Er ist klein, hat einen langen weißen Bart und trägt eine rote Wichtelmütze.

Tomte lebt verborgen auf jedem Bauernhof und in jedem Haus. Nur des Nachts kommt er hervor, schaut nach den Tieren im Stall und den schlafenden Menschen. Gesehen hat ihn noch niemand, aber jeder weiß, dass es ihn wirklich gibt.

In Astrid Lindgrens Text von Tomte Tummetott raunt er den Tieren und uns hoffnungsvolle Wichtelworte zu:

Viele Winter und viele Sommer sah ich kommen und gehen. Geduld nur, Geduld!
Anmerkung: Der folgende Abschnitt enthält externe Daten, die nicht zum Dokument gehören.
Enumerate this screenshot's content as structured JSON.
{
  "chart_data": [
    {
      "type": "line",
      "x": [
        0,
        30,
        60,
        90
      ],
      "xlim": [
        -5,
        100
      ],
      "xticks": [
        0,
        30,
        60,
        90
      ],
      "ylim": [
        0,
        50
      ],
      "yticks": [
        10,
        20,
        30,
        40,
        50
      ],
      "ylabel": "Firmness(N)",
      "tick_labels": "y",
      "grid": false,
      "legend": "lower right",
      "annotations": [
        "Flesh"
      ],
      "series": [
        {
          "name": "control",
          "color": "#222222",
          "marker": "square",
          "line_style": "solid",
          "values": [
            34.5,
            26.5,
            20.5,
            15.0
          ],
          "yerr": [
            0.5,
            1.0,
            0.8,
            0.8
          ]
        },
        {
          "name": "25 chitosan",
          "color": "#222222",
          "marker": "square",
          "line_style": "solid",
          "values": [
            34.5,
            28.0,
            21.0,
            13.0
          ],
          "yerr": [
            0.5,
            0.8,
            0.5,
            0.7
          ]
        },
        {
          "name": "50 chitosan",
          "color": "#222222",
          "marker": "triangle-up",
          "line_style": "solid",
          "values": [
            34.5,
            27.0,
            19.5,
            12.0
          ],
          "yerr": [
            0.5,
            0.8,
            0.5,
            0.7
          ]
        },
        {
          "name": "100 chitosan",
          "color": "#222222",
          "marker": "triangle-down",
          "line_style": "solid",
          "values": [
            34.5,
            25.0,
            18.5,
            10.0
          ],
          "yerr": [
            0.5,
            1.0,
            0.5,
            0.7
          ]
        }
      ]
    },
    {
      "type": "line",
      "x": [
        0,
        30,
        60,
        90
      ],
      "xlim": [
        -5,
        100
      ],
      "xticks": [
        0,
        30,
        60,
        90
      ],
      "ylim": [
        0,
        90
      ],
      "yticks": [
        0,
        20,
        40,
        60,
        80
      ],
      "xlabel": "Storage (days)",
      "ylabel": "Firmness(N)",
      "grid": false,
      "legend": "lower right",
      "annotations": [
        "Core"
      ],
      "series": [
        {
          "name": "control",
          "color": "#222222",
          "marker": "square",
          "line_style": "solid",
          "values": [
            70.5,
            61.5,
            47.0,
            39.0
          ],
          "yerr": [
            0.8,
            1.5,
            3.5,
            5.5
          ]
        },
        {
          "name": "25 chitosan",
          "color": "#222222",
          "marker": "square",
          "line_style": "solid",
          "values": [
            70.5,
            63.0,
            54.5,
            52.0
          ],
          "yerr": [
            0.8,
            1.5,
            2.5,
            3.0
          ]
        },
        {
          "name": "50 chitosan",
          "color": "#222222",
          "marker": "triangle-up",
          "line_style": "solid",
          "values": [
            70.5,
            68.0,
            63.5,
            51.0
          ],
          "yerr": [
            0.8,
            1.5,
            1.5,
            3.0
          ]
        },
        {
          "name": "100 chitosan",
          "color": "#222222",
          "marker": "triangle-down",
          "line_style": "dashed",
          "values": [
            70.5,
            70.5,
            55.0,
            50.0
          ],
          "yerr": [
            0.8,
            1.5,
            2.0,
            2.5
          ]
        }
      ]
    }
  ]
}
Der Frühling ist nah.“

Und solange im Haus Erde noch Menschen wohnen, wird Tomte auf sie aufpassen.

Lasst uns also gut zu ihnen sein – zu Tomte, den Menschen und der Erde auf der wir wohnen.

Astrid Lindgren: Tomte Tummetott, mit Bildern von Harald Wiberg, Verlag Friedrich Oetinger, Hamburg 1960

Die schwedische Originalausgabe erschien im selben Jahr unter dem Titel TOMTEN.

Seit mehr als einem halben Jahrhundert immer wieder schön, wärmt dieses Buch die Herzen der Menschen.